Reputation: 2528
Can anyone tell me what is going on here?
byte[] stamp = new byte[]{0,0,0,0,0,1,177,115};
string serialize = System.Text.Encoding.UTF8.GetString(stamp);
byte[] deserialize = System.Text.Encoding.UTF8.GetBytes(serialize);
//deserialize == byte[]{0,0,0,0,0,1,239,191,189,115}
Why is stamp != deserialize??
Upvotes: 4
Views: 316
Reputation: 1544
In your original byte array, you have the 177
character, which is the plusminus sign. However during the serialization, that code isn't being recognized. It's being replaced by 239 191 189
which is the REPLACEMENT CHARACTER.
Here's a chart for reference. http://www.utf8-chartable.de/unicode-utf8-table.pl?start=65280&utf8=dec
I'm not quite sure WHY the plusminus sign isn't recognized, but that's why the byte arrays aren't equal.
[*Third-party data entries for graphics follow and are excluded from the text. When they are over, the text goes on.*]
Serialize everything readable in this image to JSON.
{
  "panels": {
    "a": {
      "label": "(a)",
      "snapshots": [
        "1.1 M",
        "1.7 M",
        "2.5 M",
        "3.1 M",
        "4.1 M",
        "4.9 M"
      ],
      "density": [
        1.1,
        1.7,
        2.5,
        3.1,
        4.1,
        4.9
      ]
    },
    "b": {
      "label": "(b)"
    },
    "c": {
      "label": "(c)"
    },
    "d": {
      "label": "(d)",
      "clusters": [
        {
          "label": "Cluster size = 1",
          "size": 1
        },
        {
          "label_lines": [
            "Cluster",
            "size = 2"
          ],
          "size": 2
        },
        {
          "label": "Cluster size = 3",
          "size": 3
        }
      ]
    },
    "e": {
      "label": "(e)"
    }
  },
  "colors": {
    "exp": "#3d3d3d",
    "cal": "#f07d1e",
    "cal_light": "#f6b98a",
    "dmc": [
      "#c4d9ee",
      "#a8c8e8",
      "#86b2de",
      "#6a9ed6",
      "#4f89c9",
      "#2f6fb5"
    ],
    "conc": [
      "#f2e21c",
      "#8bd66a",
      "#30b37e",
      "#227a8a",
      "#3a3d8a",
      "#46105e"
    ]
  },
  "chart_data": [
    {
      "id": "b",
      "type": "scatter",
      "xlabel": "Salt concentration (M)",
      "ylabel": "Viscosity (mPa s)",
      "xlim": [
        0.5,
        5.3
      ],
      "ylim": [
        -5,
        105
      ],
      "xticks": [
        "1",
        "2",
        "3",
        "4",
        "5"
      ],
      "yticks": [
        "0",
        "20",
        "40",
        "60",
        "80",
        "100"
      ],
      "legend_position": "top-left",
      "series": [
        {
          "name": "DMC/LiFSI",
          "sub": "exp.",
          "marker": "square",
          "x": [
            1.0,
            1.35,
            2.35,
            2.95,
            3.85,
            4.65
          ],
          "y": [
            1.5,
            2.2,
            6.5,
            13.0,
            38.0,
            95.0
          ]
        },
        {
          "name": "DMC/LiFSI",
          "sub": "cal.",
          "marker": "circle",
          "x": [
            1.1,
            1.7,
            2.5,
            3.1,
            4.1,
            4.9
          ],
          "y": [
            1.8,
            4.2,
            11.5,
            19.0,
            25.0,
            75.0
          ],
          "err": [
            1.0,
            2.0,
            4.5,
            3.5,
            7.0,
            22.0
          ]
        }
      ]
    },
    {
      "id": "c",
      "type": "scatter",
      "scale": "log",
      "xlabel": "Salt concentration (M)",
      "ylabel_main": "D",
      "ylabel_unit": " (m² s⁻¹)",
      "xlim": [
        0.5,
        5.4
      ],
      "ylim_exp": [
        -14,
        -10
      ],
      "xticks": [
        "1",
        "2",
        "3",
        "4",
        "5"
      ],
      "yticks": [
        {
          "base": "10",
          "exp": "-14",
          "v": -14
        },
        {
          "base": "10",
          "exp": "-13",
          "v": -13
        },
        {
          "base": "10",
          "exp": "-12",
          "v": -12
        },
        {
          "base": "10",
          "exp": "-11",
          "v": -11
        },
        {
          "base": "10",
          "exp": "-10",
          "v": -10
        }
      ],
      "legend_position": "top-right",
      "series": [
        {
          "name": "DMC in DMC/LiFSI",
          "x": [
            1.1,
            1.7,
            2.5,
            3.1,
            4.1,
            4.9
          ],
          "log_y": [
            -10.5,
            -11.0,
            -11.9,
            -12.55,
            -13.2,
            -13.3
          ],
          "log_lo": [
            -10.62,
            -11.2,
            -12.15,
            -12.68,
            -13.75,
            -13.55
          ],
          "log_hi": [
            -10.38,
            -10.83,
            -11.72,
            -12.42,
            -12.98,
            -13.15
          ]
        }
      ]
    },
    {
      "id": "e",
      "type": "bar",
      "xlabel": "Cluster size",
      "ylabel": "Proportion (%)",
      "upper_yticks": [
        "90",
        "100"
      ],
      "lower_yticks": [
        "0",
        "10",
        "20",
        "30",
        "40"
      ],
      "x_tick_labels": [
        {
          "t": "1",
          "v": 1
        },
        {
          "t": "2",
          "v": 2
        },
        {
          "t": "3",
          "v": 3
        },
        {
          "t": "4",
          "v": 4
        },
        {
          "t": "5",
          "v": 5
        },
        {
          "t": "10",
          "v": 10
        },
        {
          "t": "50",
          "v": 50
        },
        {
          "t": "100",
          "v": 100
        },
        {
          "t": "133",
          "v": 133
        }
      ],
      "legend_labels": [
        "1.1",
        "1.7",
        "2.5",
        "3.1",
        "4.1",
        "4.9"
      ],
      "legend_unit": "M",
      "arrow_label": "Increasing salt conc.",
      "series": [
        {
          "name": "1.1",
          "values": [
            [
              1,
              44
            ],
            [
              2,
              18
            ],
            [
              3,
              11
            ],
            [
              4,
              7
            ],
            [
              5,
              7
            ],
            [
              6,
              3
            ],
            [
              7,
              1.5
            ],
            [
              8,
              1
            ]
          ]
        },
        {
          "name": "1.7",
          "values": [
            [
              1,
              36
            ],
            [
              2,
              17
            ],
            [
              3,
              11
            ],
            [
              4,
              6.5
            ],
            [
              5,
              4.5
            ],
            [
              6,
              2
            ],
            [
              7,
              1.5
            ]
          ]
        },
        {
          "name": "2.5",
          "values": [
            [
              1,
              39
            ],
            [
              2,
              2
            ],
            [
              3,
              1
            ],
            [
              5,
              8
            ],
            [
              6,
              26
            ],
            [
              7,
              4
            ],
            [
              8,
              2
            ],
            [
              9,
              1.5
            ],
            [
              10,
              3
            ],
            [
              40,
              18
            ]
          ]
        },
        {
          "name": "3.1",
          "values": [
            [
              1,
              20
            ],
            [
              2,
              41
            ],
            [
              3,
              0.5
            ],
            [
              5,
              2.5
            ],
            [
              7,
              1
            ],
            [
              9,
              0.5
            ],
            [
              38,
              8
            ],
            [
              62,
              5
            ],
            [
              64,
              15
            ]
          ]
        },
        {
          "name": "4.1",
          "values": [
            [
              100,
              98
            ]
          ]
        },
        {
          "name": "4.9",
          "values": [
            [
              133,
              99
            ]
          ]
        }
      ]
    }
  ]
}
Other than that swap, they would be equal and the data isn't corrupted in any way.
Upvotes: 5
Reputation: 111219
The array of bytes does not encode a valid text string in UTF-8, so when you "serialize" it the parts that can't be recognized are replaced by a "replacement character." If you must convert byte arrays into strings you should find an encoding that does not have restrictions like this, such as ISO-8859-1.
In particular, the byte 177 cannot appear on its own in valid UTF-8: bytes in range 128 - 191 are "continuation bytes" that can appear only after a byte in range 194-244 has been seen. You can read more about UTF-8 here: https://en.wikipedia.org/wiki/UTF-8
Upvotes: 4